Franklin envisioned domestic and foreign revolutionaries coming together to "destabilize" the American government, to which he referred repeatedly as "the empire." He said foreign organizations should work to "destabilize empire internationally because it should allow us to open up a bigger fissure here within the States to cause problems for the empire."

"So we think of ourselves as part of a worldwide revolution," Franklin said. "Not just organizers, but revolutionaries that are part of a resistance struggle."

But Franklin lamented that leftist revolutionaries are not as en vogue as in prior eras, when the Soviet Union led a socialist bloc that harbored American revolutionaries.

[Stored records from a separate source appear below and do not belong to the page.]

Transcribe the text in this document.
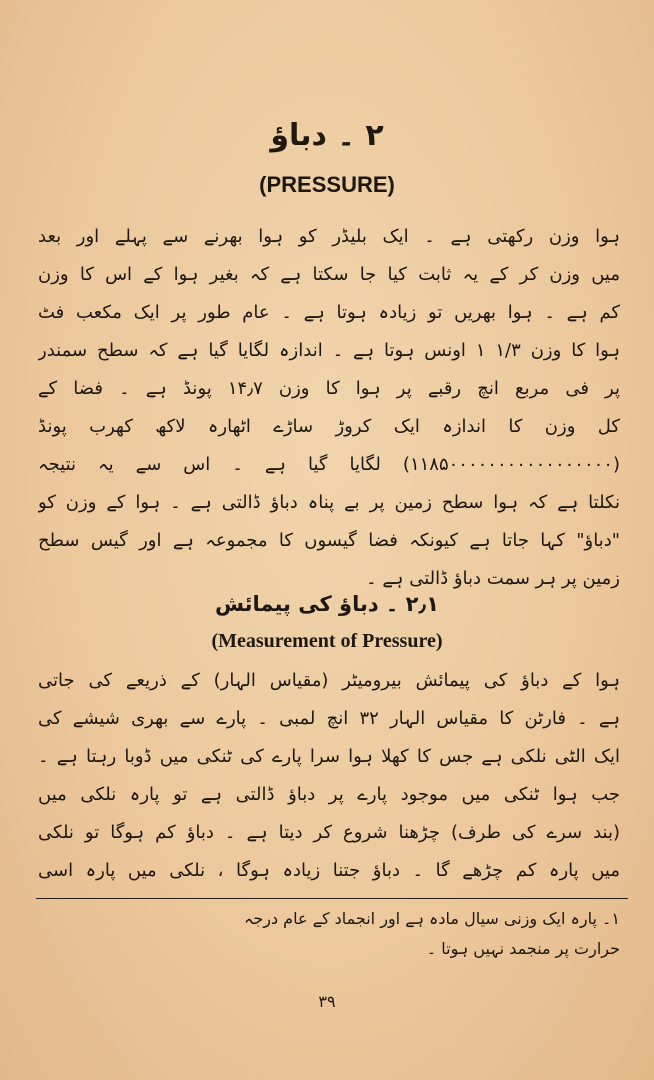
۲ ۔ دباؤ
(PRESSURE)
ہوا وزن رکھتی ہے ۔ ایک بلیڈر کو ہوا بھرنے سے پہلے اور بعد
میں وزن کر کے یہ ثابت کیا جا سکتا ہے کہ بغیر ہوا کے اس کا وزن
کم ہے ۔ ہوا بھریں تو زیادہ ہوتا ہے ۔ عام طور پر ایک مکعب فٹ
ہوا کا وزن ۱/۳ ۱ اونس ہوتا ہے ۔ اندازہ لگایا گیا ہے کہ سطح سمندر
پر فی مربع انچ رقبے پر ہوا کا وزن ۱۴٫۷ پونڈ ہے ۔ فضا کے
کل وزن کا اندازہ ایک کروڑ ساڑے اٹھارہ لاکھ کھرب پونڈ
(۱۱۸۵۰۰۰۰۰۰۰۰۰۰۰۰۰۰۰۰۰) لگایا گیا ہے ۔ اس سے یہ نتیجہ
نکلتا ہے کہ ہوا سطح زمین پر بے پناہ دباؤ ڈالتی ہے ۔ ہوا کے وزن کو
"دباؤ" کہا جاتا ہے کیونکہ فضا گیسوں کا مجموعہ ہے اور گیس سطح
زمین پر ہر سمت دباؤ ڈالتی ہے ۔
۲٫۱ ۔ دباؤ کی پیمائش
(Measurement of Pressure)
ہوا کے دباؤ کی پیمائش بیرومیٹر (مقیاس الہار) کے ذریعے کی جاتی
ہے ۔ فارٹن کا مقیاس الہار ۳۲ انچ لمبی ۔ پارے سے بھری شیشے کی
ایک الٹی نلکی ہے جس کا کھلا ہوا سرا پارے کی ٹنکی میں ڈوبا رہتا ہے ۔
جب ہوا ٹنکی میں موجود پارے پر دباؤ ڈالتی ہے تو پارہ نلکی میں
(بند سرے کی طرف) چڑھنا شروع کر دیتا ہے ۔ دباؤ کم ہوگا تو نلکی
میں پارہ کم چڑھے گا ۔ دباؤ جتنا زیادہ ہوگا ، نلکی میں پارہ اسی
۱۔ پارہ ایک وزنی سیال مادہ ہے اور انجماد کے عام درجہ
حرارت پر منجمد نہیں ہوتا ۔
۳۹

"There's not a lot of friends that we have that can protect us," Franklin said. "There are not a lot of socialist states that have the power, let's say, [that they had] back … when there was actually a left bloc or a socialist bloc. So we are not going to receive a lot of support."

"The propaganda … remains so strong and blinding that in a lot of ways it has impaired us from being able to put forth militant-left radical ideas that are [resonating] with our people," Franklin went on.

Franklin concluded his remarks by teasing plans to protest America's 250th birthday celebration this year.

"People are going to be easily propagandized into believing these ideas that the 250th anniversary of the United States is something to celebrate, as opposed to be disgusted by," he said.

Community Movement Builders and Black Men Build did not respond to requests for comment. None of their donors responded to comment requests.